Citrus Collards with Raisins
Recipes from America’s Small Farms
1 bunch collard greens
Coarse sea salt
½ tbsp extra-virgin olive oil
1 garlic clove, minced (or sub shallots)
1/3 cup raisins
2 medium oranges
Remove the stems from the collards and discard. Stack four or five leaves on top of one another. Roll the leaves into a tight cylinder. Slice crosswise, cutting the leaves into thin strips. Rinse the leaves in cold water and drain in a colander.
In a large pot over high heat, bring 3 quarts water to a boil and add 3 teaspoons salt. Add the collards and cook, uncovered, for 10 minutes. Remove, drain, and plunge into a bowl of ice water to stop the cooking and set the color of the greens. Drain
In a medium sauté pan, over medium heat, warm the oil. Add the garlic or shallots and sauté for 1 minute. Add the collards, raisins, and a pinch of salt. Sauté for 3 minutes, stirring frequently. Section the oranges, reserving the juice. Add the oranges and juice and cook for an additional 30 seconds. Do not overcook (collards should be bright green)
Serve immediately or at room temperature.
Please remember that December is current member re-sign up month. Please fill out the 2008 Community Farm Agreement and mail in your $100 deposit to secure your slot. The cost for the CSA in 2008 will be $845.
It’s hard to believe this is the last week of CSA. It has been a real pleasure to have the opportunity to nurture this produce so it can in turn nurture your family. Please enjoy this last, winter-hearty share! Best wishes for a safe, healthy and festive holiday and winter season.

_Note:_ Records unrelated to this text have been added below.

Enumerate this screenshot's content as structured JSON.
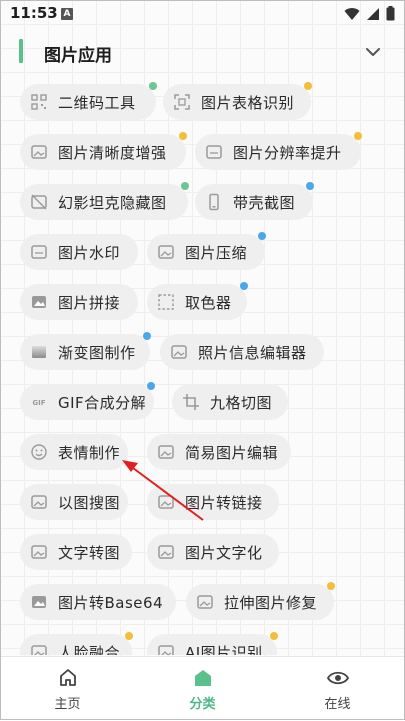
{
  "status": {
    "time": "11:53",
    "notif_badge": "A"
  },
  "section": {
    "title": "图片应用"
  },
  "chips": [
    {
      "label": "二维码工具",
      "icon": "qr-code-icon",
      "dot": "green"
    },
    {
      "label": "图片表格识别",
      "icon": "table-scan-icon",
      "dot": "yellow"
    },
    {
      "label": "图片清晰度增强",
      "icon": "image-enhance-icon",
      "dot": "yellow"
    },
    {
      "label": "图片分辨率提升",
      "icon": "resolution-icon",
      "dot": "yellow"
    },
    {
      "label": "幻影坦克隐藏图",
      "icon": "hidden-image-icon",
      "dot": "green"
    },
    {
      "label": "带壳截图",
      "icon": "phone-frame-icon",
      "dot": "blue"
    },
    {
      "label": "图片水印",
      "icon": "watermark-icon",
      "dot": null
    },
    {
      "label": "图片压缩",
      "icon": "compress-icon",
      "dot": "blue"
    },
    {
      "label": "图片拼接",
      "icon": "image-stitch-icon",
      "dot": null
    },
    {
      "label": "取色器",
      "icon": "color-picker-icon",
      "dot": "blue"
    },
    {
      "label": "渐变图制作",
      "icon": "gradient-icon",
      "dot": "blue"
    },
    {
      "label": "照片信息编辑器",
      "icon": "photo-info-icon",
      "dot": null
    },
    {
      "label": "GIF合成分解",
      "icon": "gif-icon",
      "icon_text": "GIF",
      "dot": "blue"
    },
    {
      "label": "九格切图",
      "icon": "crop-grid-icon",
      "dot": null
    },
    {
      "label": "表情制作",
      "icon": "emoji-icon",
      "dot": null
    },
    {
      "label": "简易图片编辑",
      "icon": "image-edit-icon",
      "dot": null
    },
    {
      "label": "以图搜图",
      "icon": "image-search-icon",
      "dot": null
    },
    {
      "label": "图片转链接",
      "icon": "image-link-icon",
      "dot": null
    },
    {
      "label": "文字转图",
      "icon": "text-to-image-icon",
      "dot": null
    },
    {
      "label": "图片文字化",
      "icon": "image-to-text-icon",
      "dot": null
    },
    {
      "label": "图片转Base64",
      "icon": "base64-icon",
      "dot": null
    },
    {
      "label": "拉伸图片修复",
      "icon": "stretch-fix-icon",
      "dot": "yellow"
    },
    {
      "label": "人脸融合",
      "icon": "face-merge-icon",
      "dot": "yellow"
    },
    {
      "label": "AI图片识别",
      "icon": "ai-recognize-icon",
      "dot": "yellow"
    }
  ],
  "nav": [
    {
      "label": "主页",
      "icon": "home-icon",
      "active": false
    },
    {
      "label": "分类",
      "icon": "category-icon",
      "active": true
    },
    {
      "label": "在线",
      "icon": "eye-icon",
      "active": false
    }
  ],
  "colors": {
    "accent": "#5cc08d",
    "dot_green": "#6dc592",
    "dot_yellow": "#f4bd3a",
    "dot_blue": "#4aa8e8",
    "annotation_arrow": "#e02020"
  }
}
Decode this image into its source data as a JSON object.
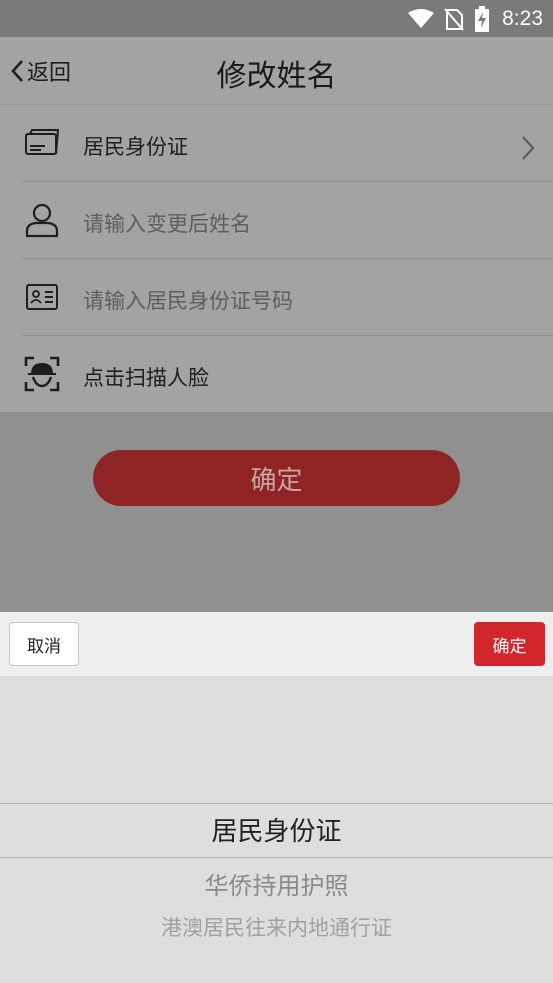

Although a lot of things slow down on the farm after the CSA season is over, there is still a lot that needs to get done. The list of winter chores, activities and projects is growing steadily. To begin, the fields need to be cleaned up. This consists of removing all the floating row cover fabric from the fields, rolling it up and storing it in the barn as well as removing all the hoops from the fields too. All of the irrigation has to be removed from the fields as well. The drip ‘tape’ gets rolled back onto spools and stored safely in the barn for the winter so it can be used in the years to come. We also have to clear all the trellising (metal stakes and bamboo) from the tomato, pepper, eggplant and cucumber fields. Then at the end of January we start seeding in the greenhouse and the whole cycle starts over again. Most of the farm planning goes on during the winter as well. The managers stay busy reviewing this past year, planning the crops for next year, placing next year’s seed order, and laying the groundwork for the year ahead. The apprentices will spend the winter working on their Independent Winter Projects, gaining more farming knowledge through seminars and working on the long list of farm projects.
Where to get fresh, local food through the winter
Just because the CSA season is ending doesn’t mean your supply of fresh, seasonal and local food has to dry up. There are a variety of ways to continue to share in the harvest for the next few months. For starters, there are still three more Saturdays to enjoy the Portland Farmer’s Market on the South Park Blocks. The Hillsdale Farmer’s Market operates every other Sunday from November through April, and weekly during the spring and summer. People’s Food Co-op in SE Portland offers a weekly farmer’s market every Wednesday from 2-7. You can, of course, always visit local co-ops and grocers that offer local and seasonal produce.